The library where I worked was in a remodeled home in town. It's since moved to the new municipal building. Photo source: Google Earth.
The library where I worked was in a remodeled home in town. It’s since moved to the new municipal building. Photo source: Google Earth.

LIBRARY

Not surprisingly, on this job I developed better research skills. I also learned the truth of the adage, “do what you love and the money will follow.” I started at the library as a volunteer and they eventually found money in the budget to keep me.

BAKERY

I didn’t bake anything here; I worked behind the counter. I memorized all the prices and learned to keep orders in my head (and even to add up the bill in my head); anything to move customers out quickly during busy hours. On a weekend or holiday morning in a bakery, speed was essential.

In the bakery I also learned the value of cleaning as you go and using any few minutes of no-customer time to refill bins of bread and rolls, wipe down counters and sweep the floor. Doing what needed to be done when I saw that it needed to be done meant I didn’t have to stay after my shift to finish the work.

INVENTORY CONTROL/DELIVERIES

Never underestimate the importance of clear handwriting and the ability to take notes quickly. Those skills were hugely valuable on that job.

WAREHOUSE

The only summer job I ever quit before summer was over. I finish what I start, but working in a non-air-conditioned warehouse in summer in New Jersey was awful. I lasted less than four weeks. I was “picking and packing” socks for a mail-order clothing business. We had to track how many packages we sent down the conveyor belt in an hour and best that number on a regular basis. We were also continuously under suspicion of stealing, so our handbags were inspected each day when we left. And despite the awful heat, we had to wear long pants.

At that job I learned that constant suspicion was not a sign of a healthy working environment, and that if I was going to get in trouble for needing a bathroom break, minimum wage wasn’t worth it.

PARTS DEPARTMENT

I can trace my tendency to count as I go to this job. If I’m baking cookies, for example, I’ll count them as I put them on the baking sheet. Working in the parts department of a company that built computers for Navy sonar, I spent 8 hours a day counting tiny little screws, washers, capacitors and circuit boards. Counting as I go has come in handy while cooking, both for recipe-writing purposes and for nutrition calculation.

STATIONERY STORE

I’m not sure how much I learned here, other than trivia regarding numbers for envelope sizes.
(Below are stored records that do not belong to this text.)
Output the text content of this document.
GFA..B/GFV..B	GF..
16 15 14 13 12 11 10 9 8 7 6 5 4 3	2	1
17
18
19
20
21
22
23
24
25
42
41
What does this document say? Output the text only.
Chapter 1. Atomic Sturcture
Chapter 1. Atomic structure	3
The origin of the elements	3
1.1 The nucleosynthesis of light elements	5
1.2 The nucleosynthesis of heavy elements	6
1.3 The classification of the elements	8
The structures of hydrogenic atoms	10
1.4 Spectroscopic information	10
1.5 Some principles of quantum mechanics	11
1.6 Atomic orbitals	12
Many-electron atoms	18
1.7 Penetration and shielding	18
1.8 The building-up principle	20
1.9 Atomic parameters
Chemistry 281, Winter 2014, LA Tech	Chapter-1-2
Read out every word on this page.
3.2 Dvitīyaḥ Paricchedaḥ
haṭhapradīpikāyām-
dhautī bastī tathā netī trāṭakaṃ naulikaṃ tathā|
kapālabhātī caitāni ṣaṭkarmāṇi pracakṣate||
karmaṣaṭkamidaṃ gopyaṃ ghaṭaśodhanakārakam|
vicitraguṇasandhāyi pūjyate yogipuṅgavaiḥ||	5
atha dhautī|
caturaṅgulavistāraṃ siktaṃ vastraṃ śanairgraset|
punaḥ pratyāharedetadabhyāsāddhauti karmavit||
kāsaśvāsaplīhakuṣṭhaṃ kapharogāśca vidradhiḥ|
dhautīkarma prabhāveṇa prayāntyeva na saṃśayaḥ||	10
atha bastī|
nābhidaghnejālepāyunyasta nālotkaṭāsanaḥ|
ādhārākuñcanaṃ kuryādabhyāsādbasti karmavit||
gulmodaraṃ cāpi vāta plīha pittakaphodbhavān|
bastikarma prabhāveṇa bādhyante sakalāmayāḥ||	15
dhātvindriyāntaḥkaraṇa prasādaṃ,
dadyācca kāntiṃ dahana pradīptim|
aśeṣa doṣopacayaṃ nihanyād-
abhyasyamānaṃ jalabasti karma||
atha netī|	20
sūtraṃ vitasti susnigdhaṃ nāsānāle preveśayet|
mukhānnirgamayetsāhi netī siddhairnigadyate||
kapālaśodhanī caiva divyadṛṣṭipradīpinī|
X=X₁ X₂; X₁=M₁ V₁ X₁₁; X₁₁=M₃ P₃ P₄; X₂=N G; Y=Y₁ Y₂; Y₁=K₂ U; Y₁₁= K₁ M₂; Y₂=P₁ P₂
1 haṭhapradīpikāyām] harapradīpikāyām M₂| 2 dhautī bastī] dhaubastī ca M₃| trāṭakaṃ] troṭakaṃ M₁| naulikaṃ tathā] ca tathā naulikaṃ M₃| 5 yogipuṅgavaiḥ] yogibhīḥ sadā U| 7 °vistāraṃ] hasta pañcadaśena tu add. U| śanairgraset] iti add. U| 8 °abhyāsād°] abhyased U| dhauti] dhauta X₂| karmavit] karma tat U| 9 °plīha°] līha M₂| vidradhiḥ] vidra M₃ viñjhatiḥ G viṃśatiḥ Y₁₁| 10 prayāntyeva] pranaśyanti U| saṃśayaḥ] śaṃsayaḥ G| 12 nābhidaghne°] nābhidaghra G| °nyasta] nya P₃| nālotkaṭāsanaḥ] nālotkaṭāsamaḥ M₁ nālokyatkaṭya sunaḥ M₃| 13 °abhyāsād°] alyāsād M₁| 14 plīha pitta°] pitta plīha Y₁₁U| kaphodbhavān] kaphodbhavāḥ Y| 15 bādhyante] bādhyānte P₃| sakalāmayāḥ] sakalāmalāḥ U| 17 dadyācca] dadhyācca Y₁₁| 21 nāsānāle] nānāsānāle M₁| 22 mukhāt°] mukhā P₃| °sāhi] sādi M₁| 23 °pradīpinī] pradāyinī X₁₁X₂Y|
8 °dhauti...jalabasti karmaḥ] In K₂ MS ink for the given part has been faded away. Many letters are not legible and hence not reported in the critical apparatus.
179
This job did play a part in my developing office-supply addiction, however!

SUMMER CAMP

As the business manager of a Girl Scout camp one summer, I did everything from running the camp store to running all the errands and running injured campers to the hospital (there’s a reason for the rule against running in camp. I transported more kids with ankle injuries because they broke that rule and tripped over tree roots…) I learned how to pump gas (the camp was in New York State), how to drive a minivan and how to check the toes on an injured camper’s Ace-wrapped foot while driving to make sure her bandage wasn’t wrapped too tightly.

You never know when some skill or bit of knowledge learned on a summer job will come in handy later. It’s not where you work all summer that counts, but what you learn while you’re there.